30 May 2006

On Nikolai Gogol

For some peculiar reason - and it can only be the forbidding title of his best-known work, I guess - Nikolai Gogol appears to intimidate people. Hell, he intimidated me for long enough, and I read Beckett for a laugh.

Which is an enormous shame. Because it doesn't take more than a brief acquaintance for you to realise that he's not like that at all. Not even slightly. "Dead Souls" isn't a grave, dismal account of poverty-stricken Russian peasantry, nor is it a deathly-dull exercise in philosphical chin-scratching; it isn't even much of a forerunner for Fyodor Dostoyevsky's work, despite being widely trailed as such. It's just a ludicrous riot of florid, flamboyant prose, impossibly wayward asides and, very occasionally, when it really can't be avoided, a bit of a story; it is emphatically not what you expect it to be. It made me laugh out loud on trains, for pity's sake.

His short stories, as I've been discovering, are equally erratic and, sometimes, equally inspired. "Ivan Ivanovich and Ivan Nikiforovich", for example, features a memorable insult - "I sneeze on your head!" - that I plan to try out myself when the opportunity next arises, along with a chapter entitled "From Which The Reader May Easily Learn Everything Contained In It". And a fat bloke stuck in a courtroom doorway. You're starting to get the idea.

But let's not dismiss Nikolai Gogol as a mere eccentric. Use that as a reason to read him, by all means; you won't be disappointed. There's substance too, though: in particular, there are astonishing hints of writing that would be revolutionary decades, many decades, after his death. There's Dostoyevsky, sure; you'd expect that, I suppose. But the resemblance of certain passages - especially "The Overcoat", with its central character's futile pursuit of authority - to Kafka is quite extraordinary; at other times, there are suggestions of Nabokov, even of Beckett. These, from a Russian novelist who died in 1852.
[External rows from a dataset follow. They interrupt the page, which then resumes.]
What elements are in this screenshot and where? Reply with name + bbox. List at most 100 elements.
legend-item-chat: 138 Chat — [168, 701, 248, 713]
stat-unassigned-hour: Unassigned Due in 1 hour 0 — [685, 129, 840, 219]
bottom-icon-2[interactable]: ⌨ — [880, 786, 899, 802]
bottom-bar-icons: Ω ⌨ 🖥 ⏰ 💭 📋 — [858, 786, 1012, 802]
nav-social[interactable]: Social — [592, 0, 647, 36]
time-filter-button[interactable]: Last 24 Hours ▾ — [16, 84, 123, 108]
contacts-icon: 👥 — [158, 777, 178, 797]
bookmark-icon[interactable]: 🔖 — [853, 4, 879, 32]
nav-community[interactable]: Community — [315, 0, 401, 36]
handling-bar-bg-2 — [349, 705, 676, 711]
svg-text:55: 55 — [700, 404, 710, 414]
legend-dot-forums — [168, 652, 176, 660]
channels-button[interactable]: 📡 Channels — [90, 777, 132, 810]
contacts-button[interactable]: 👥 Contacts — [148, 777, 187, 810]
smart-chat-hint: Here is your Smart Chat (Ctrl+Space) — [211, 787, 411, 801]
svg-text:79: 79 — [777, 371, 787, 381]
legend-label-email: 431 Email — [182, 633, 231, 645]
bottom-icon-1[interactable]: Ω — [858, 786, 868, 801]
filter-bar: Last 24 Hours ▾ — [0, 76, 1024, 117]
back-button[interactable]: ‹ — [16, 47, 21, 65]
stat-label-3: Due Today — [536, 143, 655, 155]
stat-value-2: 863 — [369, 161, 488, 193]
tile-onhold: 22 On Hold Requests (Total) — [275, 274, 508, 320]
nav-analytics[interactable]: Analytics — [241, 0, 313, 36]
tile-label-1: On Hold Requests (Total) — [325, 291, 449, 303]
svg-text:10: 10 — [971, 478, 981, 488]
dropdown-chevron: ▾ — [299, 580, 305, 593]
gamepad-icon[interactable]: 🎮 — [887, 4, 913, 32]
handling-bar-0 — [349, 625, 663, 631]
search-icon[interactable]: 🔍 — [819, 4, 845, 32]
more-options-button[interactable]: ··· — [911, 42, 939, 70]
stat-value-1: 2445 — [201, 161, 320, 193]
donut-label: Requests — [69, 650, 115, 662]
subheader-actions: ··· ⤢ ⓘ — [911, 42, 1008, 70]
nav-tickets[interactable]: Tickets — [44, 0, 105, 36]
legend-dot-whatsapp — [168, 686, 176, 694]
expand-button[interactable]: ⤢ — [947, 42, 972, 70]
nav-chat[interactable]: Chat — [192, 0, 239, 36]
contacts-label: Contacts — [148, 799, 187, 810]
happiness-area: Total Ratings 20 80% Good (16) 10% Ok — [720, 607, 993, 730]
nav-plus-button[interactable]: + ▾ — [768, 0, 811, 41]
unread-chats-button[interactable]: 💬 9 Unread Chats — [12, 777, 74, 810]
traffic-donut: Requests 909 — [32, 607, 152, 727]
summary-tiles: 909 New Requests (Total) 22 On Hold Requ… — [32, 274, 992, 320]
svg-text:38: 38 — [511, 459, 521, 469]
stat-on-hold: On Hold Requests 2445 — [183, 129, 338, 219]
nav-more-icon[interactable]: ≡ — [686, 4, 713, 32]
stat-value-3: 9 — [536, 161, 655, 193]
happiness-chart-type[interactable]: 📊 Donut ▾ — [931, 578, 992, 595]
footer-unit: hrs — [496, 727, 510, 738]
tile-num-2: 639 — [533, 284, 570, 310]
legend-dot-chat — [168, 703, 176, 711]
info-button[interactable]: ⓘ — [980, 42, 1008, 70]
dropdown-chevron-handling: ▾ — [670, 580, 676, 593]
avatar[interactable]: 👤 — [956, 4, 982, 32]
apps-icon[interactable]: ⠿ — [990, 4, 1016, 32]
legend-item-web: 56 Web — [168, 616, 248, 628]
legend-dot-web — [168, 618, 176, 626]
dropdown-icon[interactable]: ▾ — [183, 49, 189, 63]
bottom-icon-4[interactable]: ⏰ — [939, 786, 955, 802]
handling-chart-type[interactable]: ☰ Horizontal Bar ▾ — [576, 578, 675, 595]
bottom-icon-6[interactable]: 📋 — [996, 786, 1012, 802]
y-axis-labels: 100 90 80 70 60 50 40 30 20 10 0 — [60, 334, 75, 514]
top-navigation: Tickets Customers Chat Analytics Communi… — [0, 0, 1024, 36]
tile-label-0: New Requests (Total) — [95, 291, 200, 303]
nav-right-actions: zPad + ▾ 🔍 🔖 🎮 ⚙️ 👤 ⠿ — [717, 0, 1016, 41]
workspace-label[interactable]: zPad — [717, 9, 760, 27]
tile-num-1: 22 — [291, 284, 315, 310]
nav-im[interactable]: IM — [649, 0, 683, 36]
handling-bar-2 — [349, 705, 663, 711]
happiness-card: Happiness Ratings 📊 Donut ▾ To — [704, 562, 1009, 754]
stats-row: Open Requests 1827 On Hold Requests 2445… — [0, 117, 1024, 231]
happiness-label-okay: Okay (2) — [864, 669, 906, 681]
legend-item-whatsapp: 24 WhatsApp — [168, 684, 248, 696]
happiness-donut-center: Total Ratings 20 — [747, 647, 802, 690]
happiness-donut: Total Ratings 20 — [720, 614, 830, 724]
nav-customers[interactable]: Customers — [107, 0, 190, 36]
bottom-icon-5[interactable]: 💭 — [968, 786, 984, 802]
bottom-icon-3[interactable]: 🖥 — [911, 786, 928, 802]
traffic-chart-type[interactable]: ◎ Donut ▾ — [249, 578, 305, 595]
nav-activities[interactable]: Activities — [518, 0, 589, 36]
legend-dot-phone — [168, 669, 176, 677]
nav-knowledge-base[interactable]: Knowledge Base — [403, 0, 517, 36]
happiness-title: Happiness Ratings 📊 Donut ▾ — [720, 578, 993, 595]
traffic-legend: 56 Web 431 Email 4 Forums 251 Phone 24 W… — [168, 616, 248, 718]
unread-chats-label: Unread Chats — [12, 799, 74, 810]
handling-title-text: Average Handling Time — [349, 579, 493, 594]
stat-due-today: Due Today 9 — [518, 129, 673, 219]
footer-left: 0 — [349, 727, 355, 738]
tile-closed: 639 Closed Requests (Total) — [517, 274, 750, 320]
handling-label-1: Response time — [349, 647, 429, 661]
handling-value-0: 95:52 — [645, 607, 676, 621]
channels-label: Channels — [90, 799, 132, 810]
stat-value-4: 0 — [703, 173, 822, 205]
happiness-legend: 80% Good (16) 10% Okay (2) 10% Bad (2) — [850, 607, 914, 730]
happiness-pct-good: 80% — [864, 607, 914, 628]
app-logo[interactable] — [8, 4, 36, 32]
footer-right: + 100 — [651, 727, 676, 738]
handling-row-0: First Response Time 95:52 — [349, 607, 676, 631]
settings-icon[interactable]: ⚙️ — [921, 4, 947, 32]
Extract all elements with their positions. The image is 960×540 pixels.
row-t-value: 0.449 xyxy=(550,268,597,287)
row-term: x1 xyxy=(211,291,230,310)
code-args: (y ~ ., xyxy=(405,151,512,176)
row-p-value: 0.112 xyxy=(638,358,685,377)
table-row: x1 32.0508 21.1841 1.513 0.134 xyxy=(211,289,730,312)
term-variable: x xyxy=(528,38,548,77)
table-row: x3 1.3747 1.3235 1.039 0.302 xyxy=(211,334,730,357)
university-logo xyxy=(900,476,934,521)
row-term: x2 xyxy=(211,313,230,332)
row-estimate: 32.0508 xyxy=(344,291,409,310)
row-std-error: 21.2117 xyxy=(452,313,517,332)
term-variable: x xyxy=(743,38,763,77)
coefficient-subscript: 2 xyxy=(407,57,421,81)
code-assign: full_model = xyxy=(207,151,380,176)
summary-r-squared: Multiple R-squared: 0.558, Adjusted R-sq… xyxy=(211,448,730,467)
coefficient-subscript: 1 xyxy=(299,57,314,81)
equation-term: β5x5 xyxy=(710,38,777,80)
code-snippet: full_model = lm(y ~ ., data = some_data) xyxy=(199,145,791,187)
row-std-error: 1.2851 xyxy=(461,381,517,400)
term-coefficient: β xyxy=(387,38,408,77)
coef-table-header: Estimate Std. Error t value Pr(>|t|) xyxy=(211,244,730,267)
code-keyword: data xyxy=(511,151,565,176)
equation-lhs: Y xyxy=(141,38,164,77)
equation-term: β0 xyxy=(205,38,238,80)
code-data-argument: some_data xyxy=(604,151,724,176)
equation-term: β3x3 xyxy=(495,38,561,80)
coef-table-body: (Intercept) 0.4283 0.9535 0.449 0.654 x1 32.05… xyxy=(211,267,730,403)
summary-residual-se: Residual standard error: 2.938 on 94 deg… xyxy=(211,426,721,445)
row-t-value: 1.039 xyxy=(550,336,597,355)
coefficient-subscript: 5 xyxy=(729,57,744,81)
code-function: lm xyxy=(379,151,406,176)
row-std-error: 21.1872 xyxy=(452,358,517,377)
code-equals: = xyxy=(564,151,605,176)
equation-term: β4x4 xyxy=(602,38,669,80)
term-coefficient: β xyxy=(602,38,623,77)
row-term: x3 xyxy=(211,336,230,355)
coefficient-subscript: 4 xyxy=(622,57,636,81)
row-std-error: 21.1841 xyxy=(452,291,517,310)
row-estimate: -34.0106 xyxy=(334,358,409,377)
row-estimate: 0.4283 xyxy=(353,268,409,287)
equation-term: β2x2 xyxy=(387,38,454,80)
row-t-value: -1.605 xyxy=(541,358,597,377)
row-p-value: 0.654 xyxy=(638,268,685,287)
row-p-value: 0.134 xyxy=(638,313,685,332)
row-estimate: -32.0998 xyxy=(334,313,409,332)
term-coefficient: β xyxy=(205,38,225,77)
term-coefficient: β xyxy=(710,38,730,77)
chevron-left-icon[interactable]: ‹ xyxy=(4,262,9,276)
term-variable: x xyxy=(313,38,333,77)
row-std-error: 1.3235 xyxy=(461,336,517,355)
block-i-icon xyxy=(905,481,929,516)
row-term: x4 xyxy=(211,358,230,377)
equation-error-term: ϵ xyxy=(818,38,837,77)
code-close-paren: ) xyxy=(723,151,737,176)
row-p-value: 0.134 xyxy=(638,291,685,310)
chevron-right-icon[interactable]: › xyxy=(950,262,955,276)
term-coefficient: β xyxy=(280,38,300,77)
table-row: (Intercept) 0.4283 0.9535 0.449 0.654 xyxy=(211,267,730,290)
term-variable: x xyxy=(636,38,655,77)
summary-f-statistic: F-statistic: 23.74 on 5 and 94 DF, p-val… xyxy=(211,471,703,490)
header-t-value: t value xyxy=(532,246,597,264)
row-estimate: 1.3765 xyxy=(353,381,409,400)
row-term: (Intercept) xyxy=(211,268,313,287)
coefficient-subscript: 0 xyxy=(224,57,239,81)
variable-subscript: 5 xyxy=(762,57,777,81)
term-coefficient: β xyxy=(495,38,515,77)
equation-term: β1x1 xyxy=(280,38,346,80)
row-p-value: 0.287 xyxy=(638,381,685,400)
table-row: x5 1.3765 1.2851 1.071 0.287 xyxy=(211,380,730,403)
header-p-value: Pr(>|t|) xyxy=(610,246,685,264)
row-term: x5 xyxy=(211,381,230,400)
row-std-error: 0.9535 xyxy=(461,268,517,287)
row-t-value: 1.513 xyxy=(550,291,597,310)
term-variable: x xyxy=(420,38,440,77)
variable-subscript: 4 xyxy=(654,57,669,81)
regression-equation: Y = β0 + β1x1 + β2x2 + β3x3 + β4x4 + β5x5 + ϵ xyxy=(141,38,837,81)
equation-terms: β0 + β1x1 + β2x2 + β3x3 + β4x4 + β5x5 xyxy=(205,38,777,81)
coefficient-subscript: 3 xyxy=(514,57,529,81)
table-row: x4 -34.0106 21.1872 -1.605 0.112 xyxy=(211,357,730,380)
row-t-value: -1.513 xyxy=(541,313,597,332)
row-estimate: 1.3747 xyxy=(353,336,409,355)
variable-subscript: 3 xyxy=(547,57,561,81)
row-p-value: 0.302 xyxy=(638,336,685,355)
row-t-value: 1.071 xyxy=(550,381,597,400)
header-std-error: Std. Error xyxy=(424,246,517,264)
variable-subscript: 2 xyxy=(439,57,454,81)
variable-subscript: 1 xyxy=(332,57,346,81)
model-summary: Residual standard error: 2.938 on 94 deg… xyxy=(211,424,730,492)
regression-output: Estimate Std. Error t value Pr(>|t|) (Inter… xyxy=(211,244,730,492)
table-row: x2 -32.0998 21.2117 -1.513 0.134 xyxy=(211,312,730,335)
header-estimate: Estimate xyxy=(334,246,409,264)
The point is not that Gogol was ahead of his time, not at all. Rather, it's that his best writing stretches every furthest point of his imagination, conjuring up fresh invention with virtually every paragraph. It never settles, it has none of the stillness, the insight or the control of other masters. Its beauty is in the very act of creation, in which it can leap forward centuries, not by anticipating the future but by happening upon and then casually discarding inspiration, forgetting where it buried the bone. It is indeed erratic...but then, that's genius for you. And "genius" is precisely the right word.